# Want to use this for keys



## tlm724 (Mar 16, 2014)

I was digging through some scrap wood pieces to find something to use for keys on my miter joints and found this old piece of wood that came off an old cabinet. Any clue what kind of wood it is? I can tell you it's very hard to cut. Any help would be great. Thanks in advance


----------



## tlm724 (Mar 16, 2014)

A friend just stopped by and reminded me that this wood is Brazilian tiger wood.


----------



## rout66 (Oct 19, 2011)

I'm guessing Lignum Vitae from its appearance.
Has been used for handles and shafts and is very hard. Should be slightly oily.
Mark


----------



## TWheels (May 26, 2006)

markm said:


> I'm guessing Lignum Vitae from its appearance.
> Has been used for handles and shafts and is very hard. Should be slightly oily.
> Mark


I have worked with _G. sanctum_, a.k.a. Lignum vitae, for its antimicrobial activities. The wood resembles petrified wood and is about as dense. The very property you mentioned, slightly oily, made it very useful for boat propellers that outlast steel. Unfortunately the trees grow very slowly, cm/decade.


----------



## Cherryville Chuck (Sep 28, 2010)

The lignum vitae I've seen was much darker and is a protected species now, and has been for quite some time I think. Lignum Vitae | The Wood Database - Lumber Identification (Hardwoods)

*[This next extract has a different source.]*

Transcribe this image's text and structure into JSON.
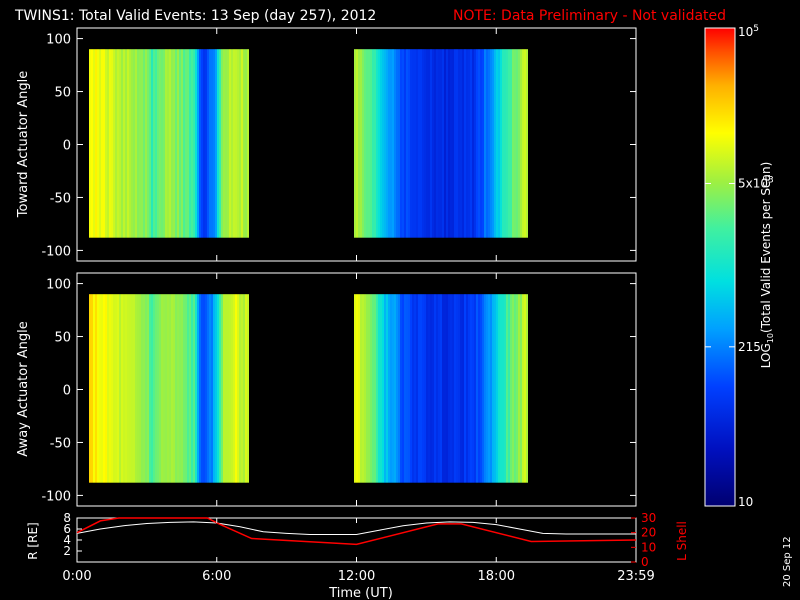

That wood does resemble the tiger wood in these photos and is available as hardwood flooring for $3-6 /sq ft according to one link I just looked at. tiger wood species - Bing Images


----------



## alohaberkeley (Oct 4, 2011)

I agree with tlm724's friend. Tiger wood is a marketing name in the flooring industry. I know it as Goncalo Alves, a wood from So. Amer. that is hard and heavy and finishes beautifully. The pics are definitely not Lignum Vitae. Hope this helps...............Wes


----------